The W-DARE team is proud to share the following report: “Women with Disability taking Action on REproductive and sexual health (W-DARE) – A summary of initial findings and pilot interventions”.
A description of the report from the Executive Summary is below:
“This report summarises initial findings of a disability-inclusive, participatory action research project conducted in Quezon City in Metro Manila and Ligao City in Albay province, involving women with disability and SRH service providers across all stages of the research. Researchers in the Philippines and Australia are leading the project, in partnership with Philippines-based DPOs, SRH providers and other academic institutions.
The international collaboration has strengthened the rigor of the research, and ensured that our approach is informed by local and international expertise on gender, disability, SRH and protection from violence. Our local partners and advisory group have ensured that the research has remained culturally and contextually appropriate for the Philippines. The local women with disability and the DPOs involved in W-DARE have provided valuable insights, expertise, networks and experience throughout.
Our initial findings highlight the considerable challenges faced by women and girls with disability to maintain their SRH, including barriers to accessing SRH information and services, denial of women’s capacity and rights to marriage and motherhood, and high rates of violence and abuse of women and girls with disability. Families of women with disability can play a key role in facilitating positive SRH outcomes for women with disability, but where there is discrimination and abuse can also undermine the SRH of women with disability. Families often act as ‘gatekeepers’ to community for women with disability, controlling access to the wider world, including relevant health and support services. Pervasive and underlying prejudice and discrimination towards women with disability has a considerable negative impact on the
SRH of women with disability, informing the behaviour and attitudes of SRH service providers, families, partners and carers of women with disability, and members of the community towards the SRH of women with disability. W-DARE has begun implementing a range of interventions, targeting barriers to SRH information and services, including services providing protection from violence, for women with disability.
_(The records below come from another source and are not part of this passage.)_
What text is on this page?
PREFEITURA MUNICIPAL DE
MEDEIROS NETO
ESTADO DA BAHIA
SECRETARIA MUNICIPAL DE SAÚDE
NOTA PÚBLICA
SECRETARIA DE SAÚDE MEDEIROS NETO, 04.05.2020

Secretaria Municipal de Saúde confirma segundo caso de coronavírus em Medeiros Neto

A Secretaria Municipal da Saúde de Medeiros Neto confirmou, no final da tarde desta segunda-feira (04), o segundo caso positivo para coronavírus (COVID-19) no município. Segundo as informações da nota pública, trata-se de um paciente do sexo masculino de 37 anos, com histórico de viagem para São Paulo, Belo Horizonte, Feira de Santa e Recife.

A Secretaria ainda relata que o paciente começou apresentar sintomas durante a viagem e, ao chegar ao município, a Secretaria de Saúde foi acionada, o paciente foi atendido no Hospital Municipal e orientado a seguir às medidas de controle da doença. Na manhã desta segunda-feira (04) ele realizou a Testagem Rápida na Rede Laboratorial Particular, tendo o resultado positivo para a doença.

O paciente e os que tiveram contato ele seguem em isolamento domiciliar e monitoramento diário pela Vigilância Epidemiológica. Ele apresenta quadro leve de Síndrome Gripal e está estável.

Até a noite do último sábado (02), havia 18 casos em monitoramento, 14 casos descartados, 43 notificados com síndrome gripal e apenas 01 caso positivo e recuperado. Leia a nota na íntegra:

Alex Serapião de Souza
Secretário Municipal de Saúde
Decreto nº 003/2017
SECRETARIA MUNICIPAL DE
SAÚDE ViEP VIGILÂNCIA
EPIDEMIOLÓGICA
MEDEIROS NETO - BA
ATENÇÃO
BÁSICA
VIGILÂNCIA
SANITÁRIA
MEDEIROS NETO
Evaluation of these initiatives will inform the development of disability-inclusive, gender-sensitive guidelines for the provision of SRH services to women with disability in the Philippines, and will have relevance to the wider health sector, and to other settings in the Asia Pacific region.”
You can view and download the report from the following link: W-DARE report – A summary of initial findings and pilot interventions
W-DARE is led by researchers from the Melbourne School of Population and Global Health (the Nossal Institute for Global Health and the Centre for Health Equity) at the University of Melbourne and researchers the Social Development Research Center at De La Salle University, Manila. Project partners work in the disability, SRH, and gender fields, and include the DPOs WOWLEAP and PARE, the non-government SRH service provider Likhaan Center for Women’s Health, and the Center for Women’s Studies (CWS) at the University of the Philippines.
The W-DARE research team and partner organisations would like to thank the Local Government Units of Quezon City and Ligao City who have provided outstanding support which we gratefully acknowledge. We would also like to thank our Advisory Group in the Philippines and our international Advisory Group for the considerable expertise that they have contributed to the project.
Finally, we would like to express our enormous gratitude to the women and girls with disability, and the thousands of other individuals, that participated in this research. Our thanks also go to the organisations and institutions that made this possible. This research is a direct result of your generosity and commitment to improving the sexual and reproductive health of women and girls with disabilities in your communities.